Large Language Models (LLMs) deliver state-of-the-art capabilities across numerous tasks, but their immense size and inference costs pose significant computational challenges for practical deployment. While structured pruning offers a promising avenue for model compression, existing methods often struggle with the detrimental effects of aggressive, simultaneous width and depth reductions, leading to substantial performance degradation. This paper argues that a critical, often overlooked, aspect in making such aggressive joint pruning viable is the strategic re-initialization and adjustment of remaining weights to improve the model post-pruning training accuracies. We introduce Pangu Light, a framework for LLM acceleration centered around structured pruning coupled with novel weight re-initialization techniques designed to address this ``missing piece''. Our framework systematically targets multiple axes, including model width, depth, attention heads, and RMSNorm, with its effectiveness rooted in novel re-initialization methods like Cross-Layer Attention Pruning (CLAP) and Stabilized LayerNorm Pruning (SLNP) that mitigate performance drops by providing the network a better training starting point.
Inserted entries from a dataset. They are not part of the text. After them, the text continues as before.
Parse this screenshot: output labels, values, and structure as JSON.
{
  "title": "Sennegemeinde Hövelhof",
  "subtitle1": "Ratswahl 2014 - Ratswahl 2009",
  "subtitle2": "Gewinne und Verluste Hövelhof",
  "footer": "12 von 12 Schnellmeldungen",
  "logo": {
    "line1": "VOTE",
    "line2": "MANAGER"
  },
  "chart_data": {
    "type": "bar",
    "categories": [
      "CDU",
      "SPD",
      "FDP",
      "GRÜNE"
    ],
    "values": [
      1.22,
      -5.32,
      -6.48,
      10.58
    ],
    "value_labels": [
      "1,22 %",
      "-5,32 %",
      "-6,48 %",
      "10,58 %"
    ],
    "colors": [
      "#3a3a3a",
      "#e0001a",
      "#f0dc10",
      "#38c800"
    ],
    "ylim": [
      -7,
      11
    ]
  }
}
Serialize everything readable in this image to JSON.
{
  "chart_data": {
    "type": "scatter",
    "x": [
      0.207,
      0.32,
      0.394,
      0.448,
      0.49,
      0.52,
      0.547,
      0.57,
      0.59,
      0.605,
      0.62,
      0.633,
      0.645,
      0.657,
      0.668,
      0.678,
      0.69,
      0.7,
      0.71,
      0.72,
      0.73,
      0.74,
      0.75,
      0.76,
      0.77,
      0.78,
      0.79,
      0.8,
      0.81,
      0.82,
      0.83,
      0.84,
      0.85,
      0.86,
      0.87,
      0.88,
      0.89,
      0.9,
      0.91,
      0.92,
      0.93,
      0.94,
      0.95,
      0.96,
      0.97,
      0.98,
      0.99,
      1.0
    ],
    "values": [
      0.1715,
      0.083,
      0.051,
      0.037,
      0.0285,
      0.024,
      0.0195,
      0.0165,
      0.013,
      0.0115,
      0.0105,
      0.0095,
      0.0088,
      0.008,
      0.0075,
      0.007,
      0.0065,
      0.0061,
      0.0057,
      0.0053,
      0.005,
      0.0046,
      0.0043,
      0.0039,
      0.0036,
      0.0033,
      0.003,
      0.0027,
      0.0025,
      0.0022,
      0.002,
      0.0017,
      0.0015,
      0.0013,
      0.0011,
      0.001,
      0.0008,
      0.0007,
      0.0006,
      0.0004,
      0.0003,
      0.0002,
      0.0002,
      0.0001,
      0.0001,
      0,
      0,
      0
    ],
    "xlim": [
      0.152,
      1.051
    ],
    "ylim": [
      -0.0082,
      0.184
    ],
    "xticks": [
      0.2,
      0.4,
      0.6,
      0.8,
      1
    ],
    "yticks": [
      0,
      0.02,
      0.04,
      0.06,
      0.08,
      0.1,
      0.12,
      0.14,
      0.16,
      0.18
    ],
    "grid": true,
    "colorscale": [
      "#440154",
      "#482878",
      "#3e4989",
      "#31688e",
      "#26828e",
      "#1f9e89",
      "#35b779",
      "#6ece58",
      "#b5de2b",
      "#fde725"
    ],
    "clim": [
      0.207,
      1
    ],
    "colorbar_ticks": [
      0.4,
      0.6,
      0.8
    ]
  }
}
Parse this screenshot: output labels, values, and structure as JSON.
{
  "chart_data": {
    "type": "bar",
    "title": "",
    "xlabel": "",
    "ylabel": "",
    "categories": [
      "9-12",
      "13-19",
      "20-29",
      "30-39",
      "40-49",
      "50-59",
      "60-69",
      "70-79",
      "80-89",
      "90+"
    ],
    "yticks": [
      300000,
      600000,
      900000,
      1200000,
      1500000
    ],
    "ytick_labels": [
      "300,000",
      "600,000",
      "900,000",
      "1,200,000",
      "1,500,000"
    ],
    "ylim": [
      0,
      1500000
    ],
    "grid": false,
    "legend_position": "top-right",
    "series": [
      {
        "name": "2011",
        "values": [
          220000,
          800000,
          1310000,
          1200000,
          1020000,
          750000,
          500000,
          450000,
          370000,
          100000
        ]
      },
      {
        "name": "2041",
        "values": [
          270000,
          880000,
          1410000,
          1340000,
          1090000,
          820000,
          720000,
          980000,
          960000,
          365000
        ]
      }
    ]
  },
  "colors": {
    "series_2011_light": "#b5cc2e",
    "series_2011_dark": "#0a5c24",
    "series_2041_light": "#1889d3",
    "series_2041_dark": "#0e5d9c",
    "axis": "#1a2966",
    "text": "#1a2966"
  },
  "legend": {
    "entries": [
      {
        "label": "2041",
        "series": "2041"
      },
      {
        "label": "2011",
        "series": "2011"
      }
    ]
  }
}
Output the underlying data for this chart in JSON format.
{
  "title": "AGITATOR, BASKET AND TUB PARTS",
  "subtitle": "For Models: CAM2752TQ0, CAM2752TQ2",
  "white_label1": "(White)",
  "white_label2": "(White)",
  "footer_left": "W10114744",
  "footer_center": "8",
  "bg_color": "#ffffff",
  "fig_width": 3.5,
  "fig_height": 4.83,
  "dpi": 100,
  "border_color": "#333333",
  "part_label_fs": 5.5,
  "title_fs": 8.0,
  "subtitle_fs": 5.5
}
Further enhancing efficiency, Pangu Light incorporates specialized optimizations such as absorbing Post-RMSNorm computations and tailors its strategies to Ascend NPU characteristics. The Pangu Light models consistently exhibit a superior accuracy-efficiency trade-off, outperforming prominent baseline pruning methods like Nemotron and established LLMs like Qwen3 series. For instance, on Ascend NPUs, Pangu Light-32B's 81.6 average score and 2585 tokens/s throughput exceed Qwen3-32B's 80.9 average score and 2225 tokens/s.

Paper Structure

This paper contains 32 sections, 9 equations, 3 figures, 4 tables.

Figures (3)

  • Figure 1: Conceptual overview of the Pangu Light methodology, illustrating its integrated approach that combines importance-based structural pruning with novel weight re-initialization strategies (a)(b) and specialized normalization layer optimization (c).
  • Figure 2: Performance ratio with respect to pruning ratio and acceleration ratio, illustrating the accuracy-efficiency trade-off. The Pangu Light series exhibits a more favorable curve than those of both the Qwen3 qwen3 series and the PUZZLE bercovich2024puzzle framework.
  • Figure 3: Distribution of the Sandwich-Norm's affine scale parameters $\boldsymbol{\gamma}$ before and after pruning. Statistics, specifically mean and standard deviation, are shown for retained components within each relevant layer. The consistent distributions post-pruning, particularly after applying activation-based channel pruning with Stabilized LayerNorm Pruning (SLNP), indicate the stability of our method in preserving learned parameter characteristics.